INLSA
Provincial Hawks head Johan Booysen after he was released on bail yesterday.
Moments before provincial Hawks head Johan Booysen stepped, handcuffed, into the media glare on Wednesday evening, he was asked if he wanted to cover his face with his jacket. He refused.
“I have never covered my face and I never will,” he said yesterday in an interview with The Mercury shortly after being released on bail of R5 000.
With a police career spanning 36 years, the general had just spent a night behind bars after being arrested on a racketeering charge relating to the alleged “death squad” killings of the now-disbanded Cato Manor serious and violent crime unit.
Booysen is listed as accused number one on the indictment detailing more than 100 charges, which was to be officially served on him and 29 other police officers when they appeared together in the Durban Regional Court for the first time yesterday.
He described his night at the Durban North police cells as “degrading and unnecessary”.
“I am a policeman. I have been through the mill. But last night was not pleasant. I didn’t have a sheet so I slept on newspapers,” he said.
Of his arrest, he said he had seen it coming.
“Since December it has been clear to me that I was the main target in this investigation. The reasons for this will come out at the trial.
“I was hoping it wouldn’t happen, but the forces at work made it inevitable.
“My conscience is clear and I have done nothing illegal. I am determined to prove this in court.”
He intended going back to his office at police headquarters yesterday to work and, he said, he had motivated the others to do the same.

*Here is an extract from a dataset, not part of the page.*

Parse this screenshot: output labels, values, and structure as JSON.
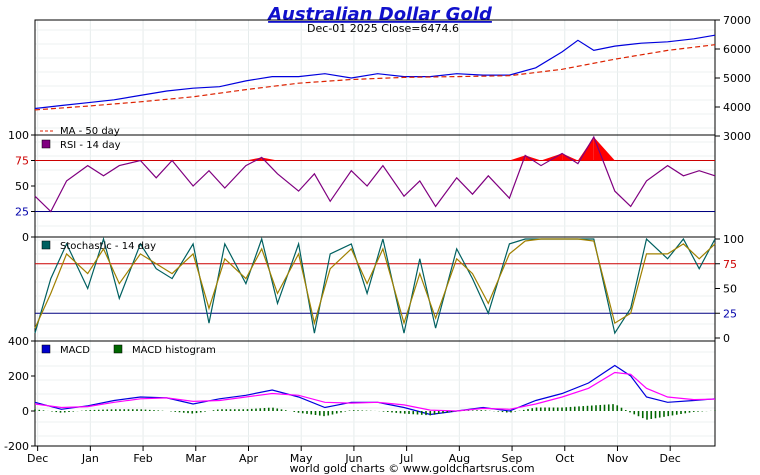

Unlike in the first swoop in June in which 18 policemen were arrested, the State did not oppose bail at yesterday’s hearing before magistrate Delia Turner.
With Booysen in the dock were Bongani Zondi, Eugene van Tonder, Ernest Nkubane, Nico Crouse, Thomas Dlamuka, Sandile Mfene, Sibongile Sikhulume, Vincent Auerbach, Shane Smith, Asogram Pillay and Mukesh Panday.
It was confirmed that Booysen had handed over his passport to the investigating officer and he agreed to hand over his state-issued cellphone today.